Marco Travaglio, FQ, p. 1
Si avvicina il giorno
dell’inventario dei danni fatti in questi sette anni da Giorgio
Napolitano. Dalle firme apposte alla velocità della luce sulla peggiori
leggi vergogna di B., in gran parte incostituzionali, ai continui moniti
a ogni indagine giudiziaria che coinvolgesse il potere
(Unipol-Antonveneta, Potenza, Why Not, Salerno-Catanzaro, Rai-Mediaset,
lady Mastella, Rifiutopoli a Napoli, Ruby, trattativa Stato-mafia)

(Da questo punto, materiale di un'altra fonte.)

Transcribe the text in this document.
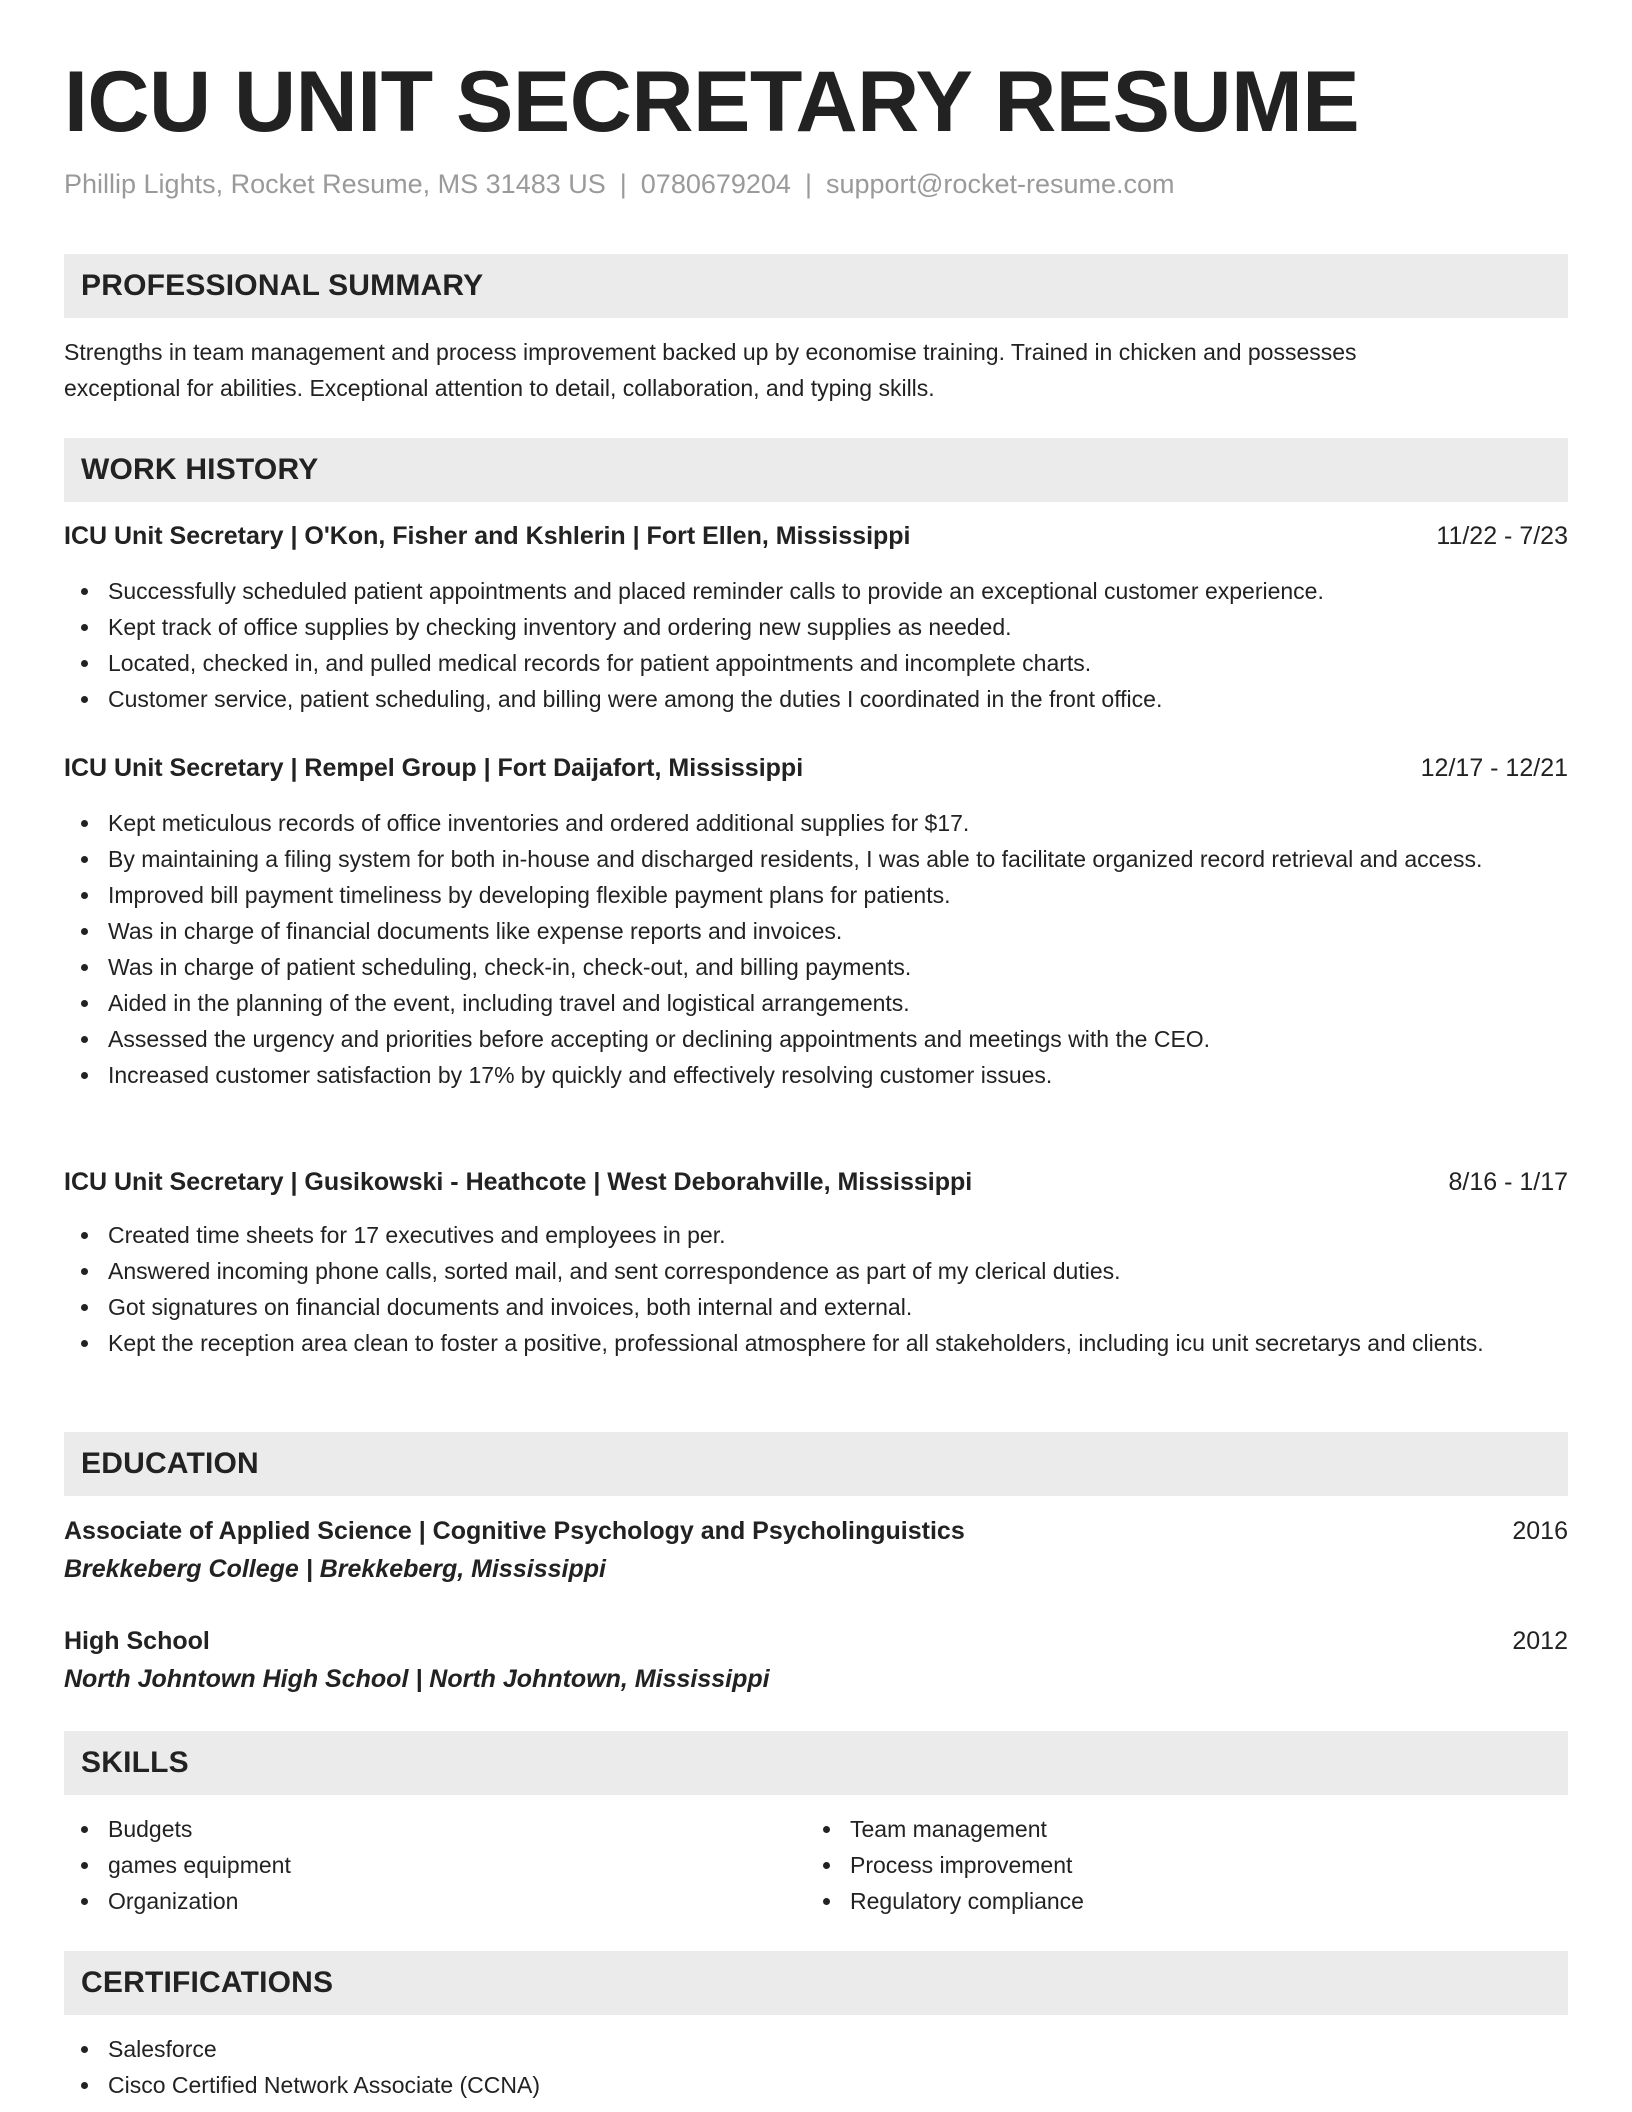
ICU UNIT SECRETARY RESUME
Phillip Lights, Rocket Resume, MS 31483 US | 0780679204 | support@rocket-resume.com
PROFESSIONAL SUMMARY
Strengths in team management and process improvement backed up by economise training. Trained in chicken and possesses
exceptional for abilities. Exceptional attention to detail, collaboration, and typing skills.
WORK HISTORY
ICU Unit Secretary | O'Kon, Fisher and Kshlerin | Fort Ellen, Mississippi	11/22 - 7/23
Successfully scheduled patient appointments and placed reminder calls to provide an exceptional customer experience.
Kept track of office supplies by checking inventory and ordering new supplies as needed.
Located, checked in, and pulled medical records for patient appointments and incomplete charts.
Customer service, patient scheduling, and billing were among the duties I coordinated in the front office.
ICU Unit Secretary | Rempel Group | Fort Daijafort, Mississippi	12/17 - 12/21
Kept meticulous records of office inventories and ordered additional supplies for $17.
By maintaining a filing system for both in-house and discharged residents, I was able to facilitate organized record retrieval and access.
Improved bill payment timeliness by developing flexible payment plans for patients.
Was in charge of financial documents like expense reports and invoices.
Was in charge of patient scheduling, check-in, check-out, and billing payments.
Aided in the planning of the event, including travel and logistical arrangements.
Assessed the urgency and priorities before accepting or declining appointments and meetings with the CEO.
Increased customer satisfaction by 17% by quickly and effectively resolving customer issues.
ICU Unit Secretary | Gusikowski - Heathcote | West Deborahville, Mississippi	8/16 - 1/17
Created time sheets for 17 executives and employees in per.
Answered incoming phone calls, sorted mail, and sent correspondence as part of my clerical duties.
Got signatures on financial documents and invoices, both internal and external.
Kept the reception area clean to foster a positive, professional atmosphere for all stakeholders, including icu unit secretarys and clients.
EDUCATION
Associate of Applied Science | Cognitive Psychology and Psycholinguistics	2016
Brekkeberg College | Brekkeberg, Mississippi
High School	2012
North Johntown High School | North Johntown, Mississippi
SKILLS
Budgets
games equipment
Organization
Team management
Process improvement
Regulatory compliance
CERTIFICATIONS
Salesforce
Cisco Certified Network Associate (CCNA)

contro il presunto “scontro fra politica e magistratura” che mettevano
sullo stesso piano i politici aggressori e i pm aggrediti. Dalla
riabilitazione di Craxi agli attacchi a Grillo proprio alla vigilia di
tornate elettorali. Dal progressivo ampliamento dei poteri e
delle prerogative presidenziali, ben oltre i limiti della Costituzione,
fino alla pretesa da monarca assoluto di non essere ascoltato neppure
quando parla con un inquisito intercettato. Dalle interferenze
nell’indagine palermitana sulla trattativa per conto di Mancino al
recente, incredibile diktat ai magistrati (che han subito obbedito senza
fiatare) di sospendere i processi a B. per marzo-aprile in nome di
inesistenti impedimenti politico-istituzionali.
E poi il salvataggio di B. nel novembre 2010 con
il rinvio del voto di sfiducia a
dopo la finanziaria (intanto quello comprava deputati un tanto al
chilo). E il risalvataggio di B. nel dicembre 2011 con l’idea geniale
del governo Monti al posto delle elezioni che avrebbero asfaltato il
Caimano. E il rifiuto opposto ai 5Stelle di considerare un premier
apartitico (ingenuamente non indicato dai grilli) per favorire
l’inciucio Pd-Pdl, con “saggi” incorporati. E la gestione demenziale del
caso dei due marò, ricevuti in pompa magna al Quirinale come eroi
nazionali. E, dulcis in fundo, le grazie concesse ad Alessandro
Sallusti, condannato a 14 mesi per aver pubblicato su Libero notizie
false, mai smentite e gravemente diffamatorie contro un giudice
torinese; e al colonnello americano della Nato Joseph Romano, condannato
a 7 anni definitivi per il sequestro di Abu Omar e latitante dal 2007.
Mai, prima d’ora, l’istituto della
grazia era stato usato per sconfessare sentenze definitive appena
pronunciate e salvare condannati che non avevano scontato un giorno di
pena. A riprova del fatto che Napolitano è convinto di essere il capo
della magistratura, legittimato a impartirle ordini e a raddrizzarne i
verdetti se non collimano con i suoi capricci o con le pretese di un
“alleato” che tratta l’Italia come il cortile di casa propria, dal
Cermis ad Amanda Knox. Forse non tutti colgono lo scandalo di questa
grazia. Romano è stato giudicato colpevole dalla Cassazione per aver
rapito nel 2003 - insieme a 27 agenti Cia e con l’appoggio del Sismi del
generale Pollari - l’imam di Milano e averlo poi imbarcato della base
Nato di Aviano a quella di Ramstein, e di lì al Cairo, dove fu
interrogato e torturato per mesi. Il sequestro – scrive la Cassazione -
“venne realizzato per trasportare il prigioniero in uno Stato, l’Egitto,
nel quale era ammesso l’interrogatorio sotto tortura, a cui Abu Omar fu
effettivamente sottoposto”. E pazienza se “la tortura è bandita non
solo dalla leggi europee”, ma anche da mezza dozzina di convenzioni Onu e
Ue. Tutte regolarmente sottoscritte dall’Italia, tutte violate dai
sequestra-tori italiani e americani di Abu Omar e dai governi italiani
di destra e di sinistra, che dal 2006 a oggi proteggono questi
delinquenti col segreto di Stato, con tre conflitti di attribuzioni
contro i giudici alla Consulta e col
blocco dei mandati di cattura disposti dai giudici per assicurarli
finalmente alla giustizia.
Chissà che ne pensa la neopresidente
della Camera Laura Boldrini, giustamente sensibile ai diritti umani,
del sequestro e della grazia a un latitante che non ha scontato un
giorno di galera e non rischiava neppure l’arresto. Si spera che al
prossimo giro salga al Quirinale un custode della legalità e della
Costituzione.
So solo dire: "word". Dalla prima riga all'ultima.